We are now closing in on the three-year anniversary of the world’s first diagnosed COVID case. With the ups and downs of that time period behind us, the devastating impacts of the pandemic, globally, and in the Asia-Pacific region in particular, are becoming emphatically understood.
Across Asia-Pacific, COVID restrictions and global supply chain disruptions caused a spike in unemployment and poverty, alongside a stunning rise in malnutrition and food insecurity. Consider, in 2020 alone, some 150 million more people faced food insecurity in the region than in 2019. Simply, the pandemic pushed fragile food systems to their breaking point.
With this knowledge now becoming evident, the question has become, what to do now? How can Asia-Pacific food systems “build back better” in order to better safeguard from future pandemics, as well as other ongoing and impending shocks related to global conflict and climate change?
Supply chain resilience is the key to ‘build back better’
Most acutely, the COVID pandemic exposed the vulnerability of Asia-Pacific food systems, revealing them to be built upon fragmented, inefficient supply chains which lacked resilience in the face of global shocks.
Accordingly, to prepare for future pandemics and other shocks, it is critical that a focus be directed to building supply chain resilience.
- This means boosting local food production and the sustainability of local food in order to cushion local food systems from global shocks.
- It means leveraging the traditional and informal food distribution channels which exist throughout Asia-Pacific to shorten supply chains and promote local interconnectedness.
- It means strengthening national and regional partnerships, and engaging all impacted stakeholders, particularly marginalized groups, to build resilience in mutually reinforcing ways.
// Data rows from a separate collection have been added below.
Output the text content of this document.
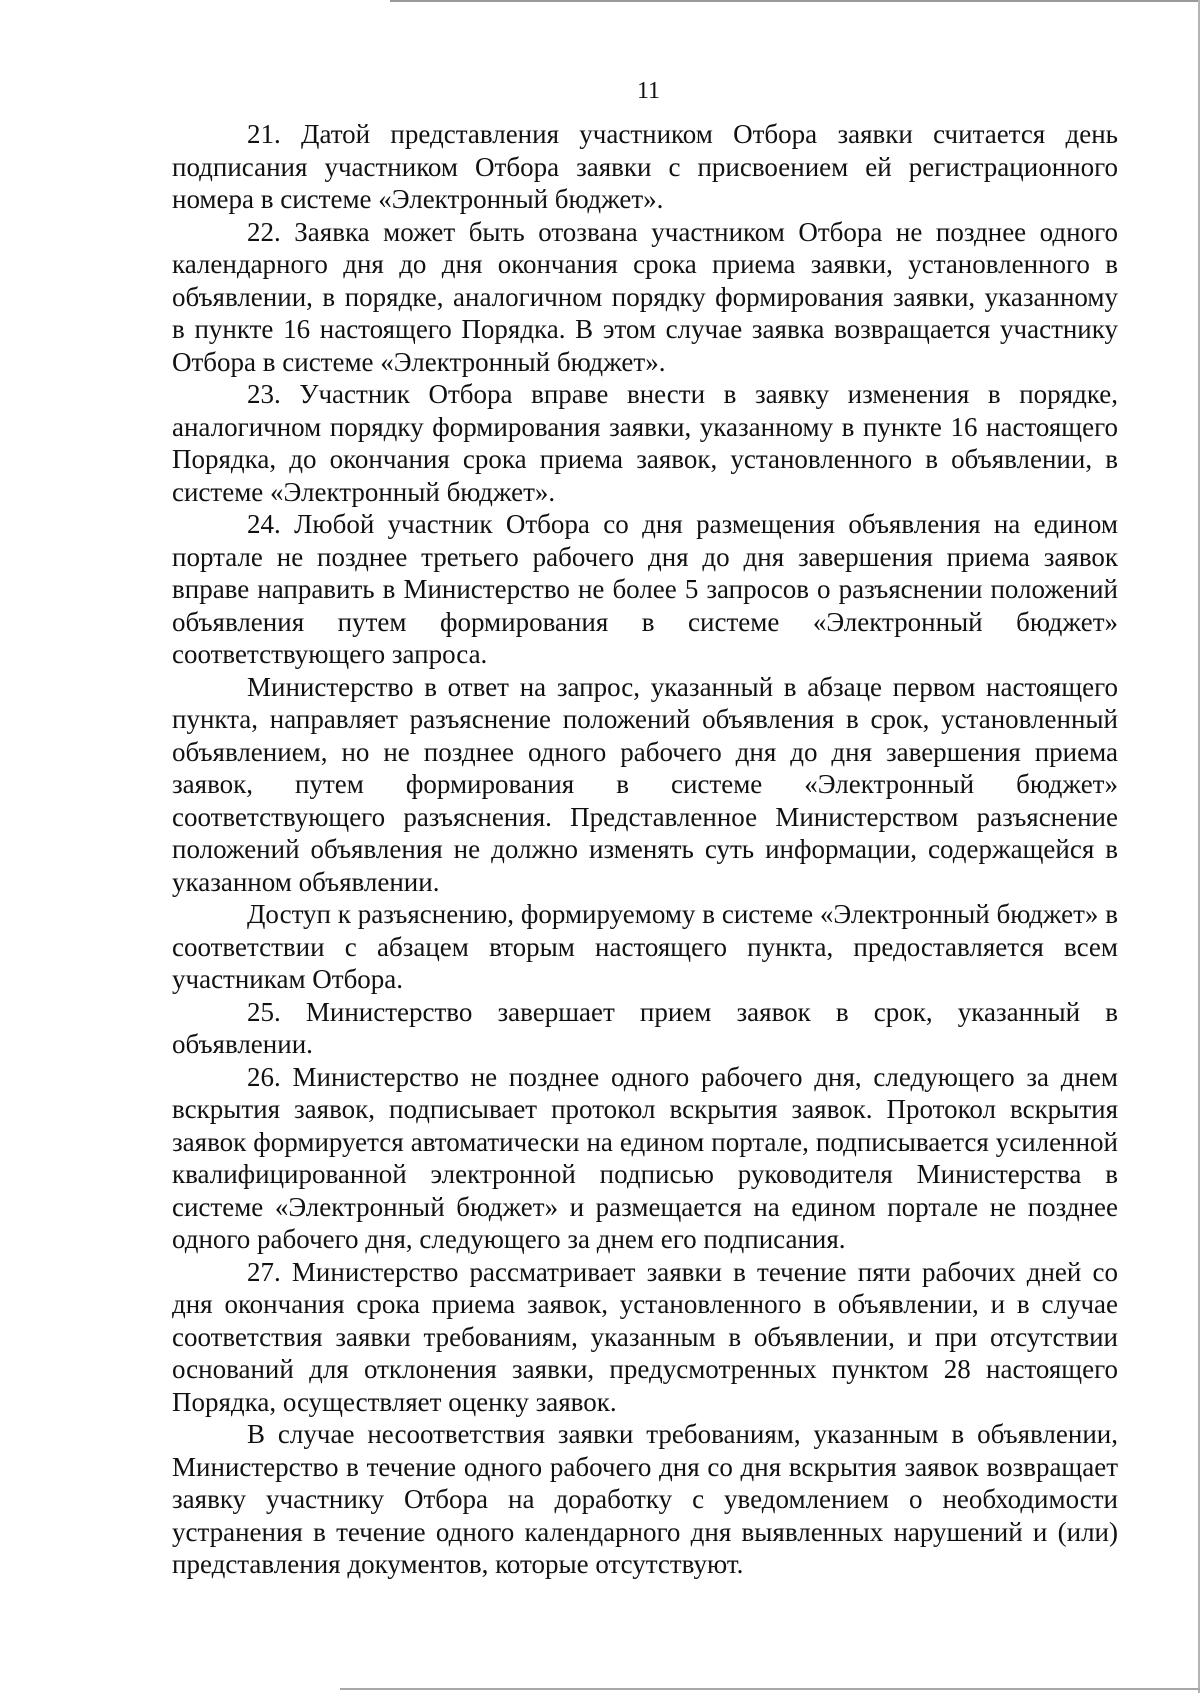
11

21. Датой представления участником Отбора заявки считается день подписания участником Отбора заявки с присвоением ей регистрационного номера в системе «Электронный бюджет».

22. Заявка может быть отозвана участником Отбора не позднее одного календарного дня до дня окончания срока приема заявки, установленного в объявлении, в порядке, аналогичном порядку формирования заявки, указанному в пункте 16 настоящего Порядка. В этом случае заявка возвращается участнику Отбора в системе «Электронный бюджет».

23. Участник Отбора вправе внести в заявку изменения в порядке, аналогичном порядку формирования заявки, указанному в пункте 16 настоящего Порядка, до окончания срока приема заявок, установленного в объявлении, в системе «Электронный бюджет».

24. Любой участник Отбора со дня размещения объявления на едином портале не позднее третьего рабочего дня до дня завершения приема заявок вправе направить в Министерство не более 5 запросов о разъяснении положений объявления путем формирования в системе «Электронный бюджет» соответствующего запроса.

Министерство в ответ на запрос, указанный в абзаце первом настоящего пункта, направляет разъяснение положений объявления в срок, установленный объявлением, но не позднее одного рабочего дня до дня завершения приема заявок, путем формирования в системе «Электронный бюджет» соответствующего разъяснения. Представленное Министерством разъяснение положений объявления не должно изменять суть информации, содержащейся в указанном объявлении.

Доступ к разъяснению, формируемому в системе «Электронный бюджет» в соответствии с абзацем вторым настоящего пункта, предоставляется всем участникам Отбора.

25. Министерство завершает прием заявок в срок, указанный в объявлении.

26. Министерство не позднее одного рабочего дня, следующего за днем вскрытия заявок, подписывает протокол вскрытия заявок. Протокол вскрытия заявок формируется автоматически на едином портале, подписывается усиленной квалифицированной электронной подписью руководителя Министерства в системе «Электронный бюджет» и размещается на едином портале не позднее одного рабочего дня, следующего за днем его подписания.

27. Министерство рассматривает заявки в течение пяти рабочих дней со дня окончания срока приема заявок, установленного в объявлении, и в случае соответствия заявки требованиям, указанным в объявлении, и при отсутствии оснований для отклонения заявки, предусмотренных пунктом 28 настоящего Порядка, осуществляет оценку заявок.

В случае несоответствия заявки требованиям, указанным в объявлении, Министерство в течение одного рабочего дня со дня вскрытия заявок возвращает заявку участнику Отбора на доработку с уведомлением о необходимости устранения в течение одного календарного дня выявленных нарушений и (или) представления документов, которые отсутствуют.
- It means a focus on digital innovation from “farm to fork” – to increase productivity of local farmers and reduce waste, to facilitate e-commerce and help consumers make smarter choices, and to create better data to inform decisions.
- It also, perhaps most importantly, means that solutions must promote environmental sustainability and address long term climate goals. Consider that some estimates suggest climate change could reduce global food yields by 30% by 2050. At the same time, one-third of global greenhouse gas emissions come from the production, distribution, and consumption of food. In other words, food systems are both greatly affected by climate change, and one of the greatest contributors to it. The two are, as the United Nations put it, “inextricably linked,” and must be addressed together moving forward.
An opportunity to ‘build back better’
There is some good news.
The failure of food systems in Asia-Pacific during COVID provides a unique opportunity.
Consider, even before COVID, nearly 1 billion people in Asia-Pacific suffered from food insecurity. By so dramatically exposing the weaknesses of a failing system, COVID has inadvertently provided a playbook to transform said system, the way to eliminate its inherent liabilities and indeed “build back better” with more resilient food systems.
Now it is up to us to move towards a better, greener, safer future.